This one is for all the dads out there. If Black Friday came and went and you’re still looking for the perfect gift for your kid, consider a baseball glove. It’s an old-fashioned gift, sure, but recent research shows that whether boys play baseball (and girls play softball) depends heavily on you. In fact, one of the stunning findings in the Austin Institute for the Study of Family and Culture’s recent report Called Out at Home is this: Major League Baseball players are almost twice as likely as the rest of the population to come from homes where their father is present.
Obviously, having a father around does not guarantee a kid will be good at baseball, but the research shows that not having a father around makes it much more difficult and rare—almost impossible—for a player to get to the major leagues.
This effect is seen in a most profound way by looking at the history of African Americans in Major League Baseball. When the new baseball season begins in the spring of 2017, it will have been 70 years since Jackie Robinson broke the color barrier by becoming the first black player in Major League Baseball. Twelve years later, in 1959, Pumpsie Green was invited to the Boston Red Sox spring training camp and soon became the first black player on the last team without an African American on the roster. From 1947 to 1981, African American representation in the big leagues skyrocketed from 0 percent to over 18 percent of all players, well above the African American percentage of the population at large. Then something strange happened: the numbers began to drop.
Plummeting through the 80s and 90s, and now at just 7 percent of pro players, African American representation is less than half what it once was (see figure below). In fact, this year marked the lowest African American representation in the pros since Jackie Robinson retired in 1959. What happened?
That’s the question researchers at the Austin Institute set out to answer. Like many complex social phenomena, there are undoubtedly multiple causes. It’s rarely just one thing that causes a change that large—it’s usually lots of things working together. But what the Austin Institute discovered is that one of the most important factors, entirely ignored until now, is the special role fathers have in the lives of their children and how the dramatic drop in African American players in pro baseball revealed a hidden facet of that relationship.

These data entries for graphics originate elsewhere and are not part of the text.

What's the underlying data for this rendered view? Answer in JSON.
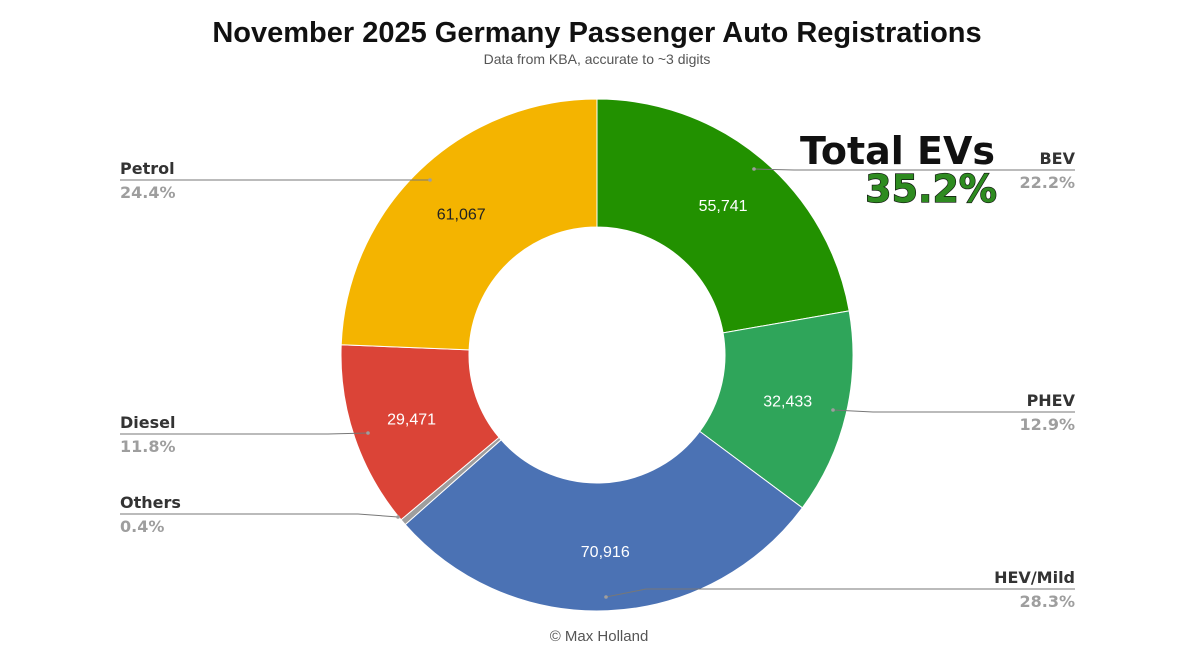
{
  "chart_data": {
    "type": "pie",
    "variant": "donut",
    "title": "November 2025 Germany Passenger Auto Registrations",
    "subtitle": "Data from KBA, accurate to ~3 digits",
    "credit": "© Max Holland",
    "legend_placement": "labels beside slices with leader lines",
    "slices": [
      {
        "name": "BEV",
        "value": 55741,
        "value_label": "55,741",
        "percent_label": "22.2%",
        "color": "#229100",
        "value_text_color": "#ffffff"
      },
      {
        "name": "PHEV",
        "value": 32433,
        "value_label": "32,433",
        "percent_label": "12.9%",
        "color": "#2fa55a",
        "value_text_color": "#ffffff"
      },
      {
        "name": "HEV/Mild",
        "value": 70916,
        "value_label": "70,916",
        "percent_label": "28.3%",
        "color": "#4b72b4",
        "value_text_color": "#ffffff"
      },
      {
        "name": "Others",
        "value": 1000,
        "value_label": "",
        "percent_label": "0.4%",
        "color": "#9e9e9e",
        "value_text_color": "#ffffff"
      },
      {
        "name": "Diesel",
        "value": 29471,
        "value_label": "29,471",
        "percent_label": "11.8%",
        "color": "#db4437",
        "value_text_color": "#ffffff"
      },
      {
        "name": "Petrol",
        "value": 61067,
        "value_label": "61,067",
        "percent_label": "24.4%",
        "color": "#f4b400",
        "value_text_color": "#222222"
      }
    ],
    "callout": {
      "title": "Total EVs",
      "value": "35.2%",
      "color": "#2e8b20"
    }
  }
}
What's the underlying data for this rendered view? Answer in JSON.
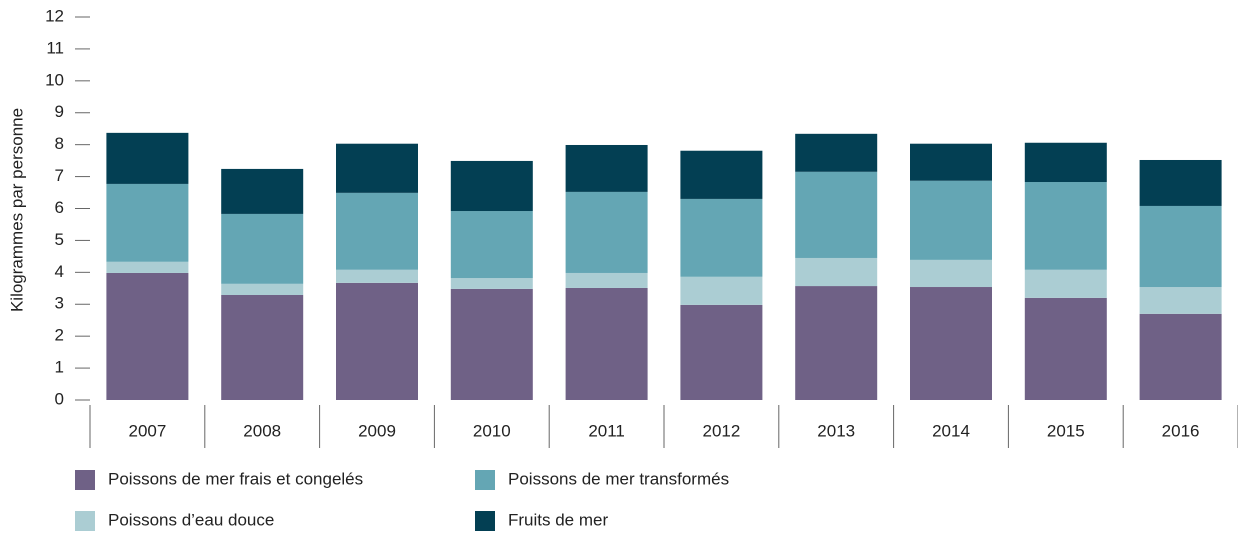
{
  "chart_data": {
    "type": "stacked_bar",
    "y_label": "Kilogrammes par personne",
    "categories": [
      "2007",
      "2008",
      "2009",
      "2010",
      "2011",
      "2012",
      "2013",
      "2014",
      "2015",
      "2016"
    ],
    "series": [
      {
        "name": "Poissons de mer frais et congelés",
        "color": "#6f6186",
        "values": [
          3.98,
          3.29,
          3.67,
          3.48,
          3.51,
          2.98,
          3.57,
          3.54,
          3.2,
          2.7
        ]
      },
      {
        "name": "Poissons d’eau douce",
        "color": "#abcdd3",
        "values": [
          0.35,
          0.35,
          0.41,
          0.34,
          0.47,
          0.88,
          0.88,
          0.85,
          0.88,
          0.84
        ]
      },
      {
        "name": "Poissons de mer transformés",
        "color": "#64a6b4",
        "values": [
          2.44,
          2.19,
          2.41,
          2.1,
          2.54,
          2.44,
          2.7,
          2.48,
          2.75,
          2.54
        ]
      },
      {
        "name": "Fruits de mer",
        "color": "#033f53",
        "values": [
          1.6,
          1.41,
          1.54,
          1.57,
          1.47,
          1.51,
          1.19,
          1.16,
          1.23,
          1.44
        ]
      }
    ],
    "ylim": [
      0,
      12
    ],
    "yticks": [
      0,
      1,
      2,
      3,
      4,
      5,
      6,
      7,
      8,
      9,
      10,
      11,
      12
    ]
  }
}
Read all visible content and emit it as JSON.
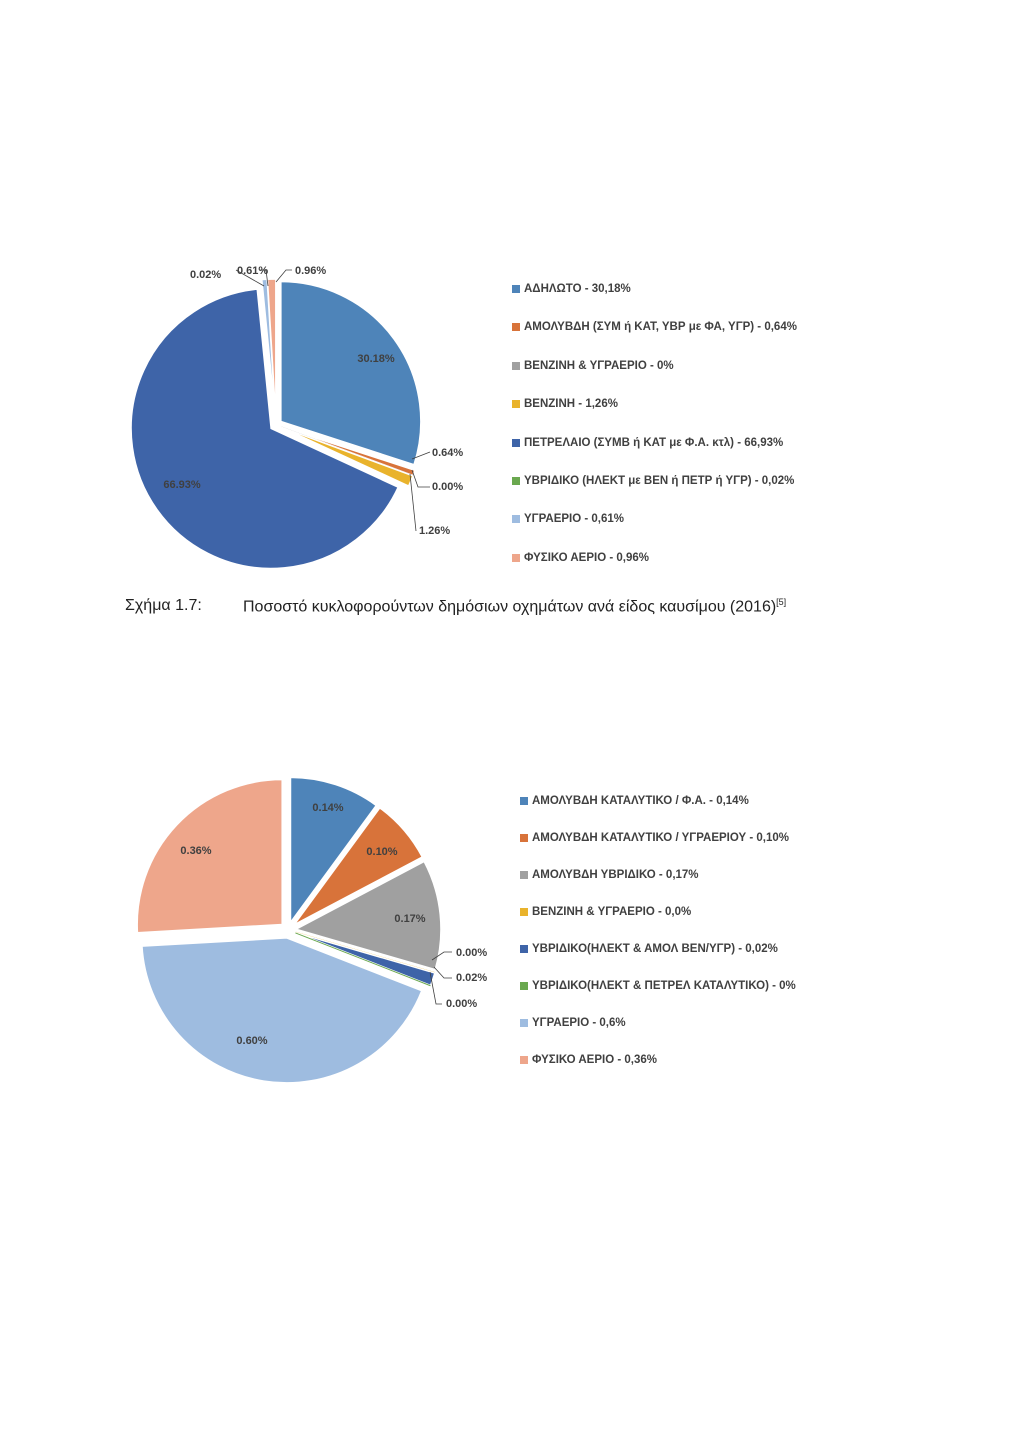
{
  "chart_data": [
    {
      "type": "pie",
      "categories": [
        "ΑΔΗΛΩΤΟ",
        "ΑΜΟΛΥΒΔΗ (ΣΥΜ ή ΚΑΤ, ΥΒΡ με ΦΑ, ΥΓΡ)",
        "ΒΕΝΖΙΝΗ & ΥΓΡΑΕΡΙΟ",
        "ΒΕΝΖΙΝΗ",
        "ΠΕΤΡΕΛΑΙΟ (ΣΥΜΒ ή ΚΑΤ με Φ.Α. κτλ)",
        "ΥΒΡΙΔΙΚΟ (ΗΛΕΚΤ με ΒΕΝ ή ΠΕΤΡ ή ΥΓΡ)",
        "ΥΓΡΑΕΡΙΟ",
        "ΦΥΣΙΚΟ ΑΕΡΙΟ"
      ],
      "values": [
        30.18,
        0.64,
        0.0,
        1.26,
        66.93,
        0.02,
        0.61,
        0.96
      ],
      "data_labels": [
        "30.18%",
        "0.64%",
        "0.00%",
        "1.26%",
        "66.93%",
        "0.02%",
        "0.61%",
        "0.96%"
      ],
      "colors": [
        "#4e84b9",
        "#d8733a",
        "#a0a0a0",
        "#e9b32c",
        "#3e64a8",
        "#6aa84f",
        "#9ebce0",
        "#eea68b"
      ],
      "legend": [
        "ΑΔΗΛΩΤΟ  - 30,18%",
        "ΑΜΟΛΥΒΔΗ (ΣΥΜ ή ΚΑΤ, ΥΒΡ με ΦΑ, ΥΓΡ) - 0,64%",
        "ΒΕΝΖΙΝΗ & ΥΓΡΑΕΡΙΟ  - 0%",
        "ΒΕΝΖΙΝΗ  - 1,26%",
        "ΠΕΤΡΕΛΑΙΟ (ΣΥΜΒ ή ΚΑΤ με Φ.Α. κτλ) - 66,93%",
        "ΥΒΡΙΔΙΚΟ (ΗΛΕΚΤ με ΒΕΝ ή ΠΕΤΡ ή ΥΓΡ) - 0,02%",
        "ΥΓΡΑΕΡΙΟ  - 0,61%",
        "ΦΥΣΙΚΟ ΑΕΡΙΟ  - 0,96%"
      ],
      "legend_placement": "right"
    },
    {
      "type": "pie",
      "categories": [
        "ΑΜΟΛΥΒΔΗ ΚΑΤΑΛΥΤΙΚΟ / Φ.Α.",
        "ΑΜΟΛΥΒΔΗ ΚΑΤΑΛΥΤΙΚΟ / ΥΓΡΑΕΡΙΟΥ",
        "ΑΜΟΛΥΒΔΗ ΥΒΡΙΔΙΚΟ",
        "ΒΕΝΖΙΝΗ & ΥΓΡΑΕΡΙΟ",
        "ΥΒΡΙΔΙΚΟ(ΗΛΕΚΤ & ΑΜΟΛ ΒΕΝ/ΥΓΡ)",
        "ΥΒΡΙΔΙΚΟ(ΗΛΕΚΤ & ΠΕΤΡΕΛ ΚΑΤΑΛΥΤΙΚΟ)",
        "ΥΓΡΑΕΡΙΟ",
        "ΦΥΣΙΚΟ ΑΕΡΙΟ"
      ],
      "values": [
        0.14,
        0.1,
        0.17,
        0.0,
        0.02,
        0.0,
        0.6,
        0.36
      ],
      "data_labels": [
        "0.14%",
        "0.10%",
        "0.17%",
        "0.00%",
        "0.02%",
        "0.00%",
        "0.60%",
        "0.36%"
      ],
      "colors": [
        "#4e84b9",
        "#d8733a",
        "#a0a0a0",
        "#e9b32c",
        "#3e64a8",
        "#6aa84f",
        "#9ebce0",
        "#eea68b"
      ],
      "legend": [
        "ΑΜΟΛΥΒΔΗ ΚΑΤΑΛΥΤΙΚΟ / Φ.Α.  - 0,14%",
        "ΑΜΟΛΥΒΔΗ ΚΑΤΑΛΥΤΙΚΟ / ΥΓΡΑΕΡΙΟΥ  - 0,10%",
        "ΑΜΟΛΥΒΔΗ ΥΒΡΙΔΙΚΟ  - 0,17%",
        "ΒΕΝΖΙΝΗ & ΥΓΡΑΕΡΙΟ  - 0,0%",
        "ΥΒΡΙΔΙΚΟ(ΗΛΕΚΤ & ΑΜΟΛ ΒΕΝ/ΥΓΡ)  - 0,02%",
        "ΥΒΡΙΔΙΚΟ(ΗΛΕΚΤ & ΠΕΤΡΕΛ ΚΑΤΑΛΥΤΙΚΟ)  - 0%",
        "ΥΓΡΑΕΡΙΟ  - 0,6%",
        "ΦΥΣΙΚΟ ΑΕΡΙΟ  - 0,36%"
      ],
      "legend_placement": "right"
    }
  ],
  "caption": {
    "label": "Σχήμα 1.7:",
    "text": "Ποσοστό κυκλοφορούντων δημόσιων οχημάτων ανά είδος καυσίμου (2016)",
    "ref": "[5]"
  }
}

What stood out to the researchers initially was the timing of the decline—about 20 years after a similarly steep decline in marital births. The first step in data analysis was comparing nationwide birth data at the county level and to a database of about 85,000 college and professional baseball players (including information about the year and county where they were born). The data showed that as out-of-wedlock births go up in a county, the future production of baseball players goes down.
Researchers then played the devil’s advocate. They took a sample of over 600 current Major League Baseball players, approximately 20 from each team, and researched their family structure. Nearly 80 percent of African American professional players come from a home where their father was present, compared to about 40 percent of African Americans in the general population.
Additionally, the presence of a father even predicts which sports kids will play in high school (see figure below). Looking at AddHealth, a large national data set with information on kids and high school sports, researchers found that children are about 25 percent more likely to play baseball when they live with their father, a finding that holds for both boys (baseball) and girls (softball). In more detail, about 20 percent of youth living with their father report playing baseball compared to only 16 percent of youth not living with their father. By contrast, the same data set shows that high school students living with their father are actually less likely to play basketball than are students without a father in the home. In other words, kids with fathers at home more often choose baseball (or softball), while kids without fathers at home more often choose basketball.
Some might be tempted to wave off the findings and say money and socioeconomic status have more to do with the trends we see. That’s not likely. At the same time that African American representation has been dropping, players hailing from the Dominican Republic and Venezuela, many of them having grown up in impoverished conditions, have dramatically increased.
What is more likely is this. Some sports require a great deal of institutional support in order to make great improvements in skills, e.g. football and lacrosse, which require lots of equipment and other people to practice and scrimmage. Others, such as basketball and track, require very little or even none. Kids can go to the nearest park by themselves and improve their skills at basketball and many track events. Baseball falls in between those two extremes. It doesn’t require a huge amount of equipment or people; just one committed person, a bat, a ball, and a couple of gloves will do. What the new research shows is that the best candidate to be that committed person is Dad.
Take Giancarlo Stanton, for example. He is in the second year of the largest contract in baseball history: $325 million for 13 years. Asked about his father, with whom he has a very close relationship, Stanton said,
Obviously, you feel your father in the stands, but I like to think that he still listens to the radio just like he did when he’d take me [to L.A. Dodgers games]. It’s like I grew into the player he would take me to go see and watch.
More than just to help them become a great baseball player, children need a father to help them thrive. If the presence of a father has such a large effect on something as seemingly small as what high school sports kids choose, it stands to reason their impact on the life choices that matter most is profound. Children should have as many caring adults in their lives as they can, but our research affirms that parents—fathers in this case—have a special role. And maybe that fact—more than shaping a future pro player—is the real goal of an afternoon game of catch in the back yard.
Kevin E. Stuart, Ph.D., is executive director of the Austin Institute for the Study of Family & Culture in Austin, Texas.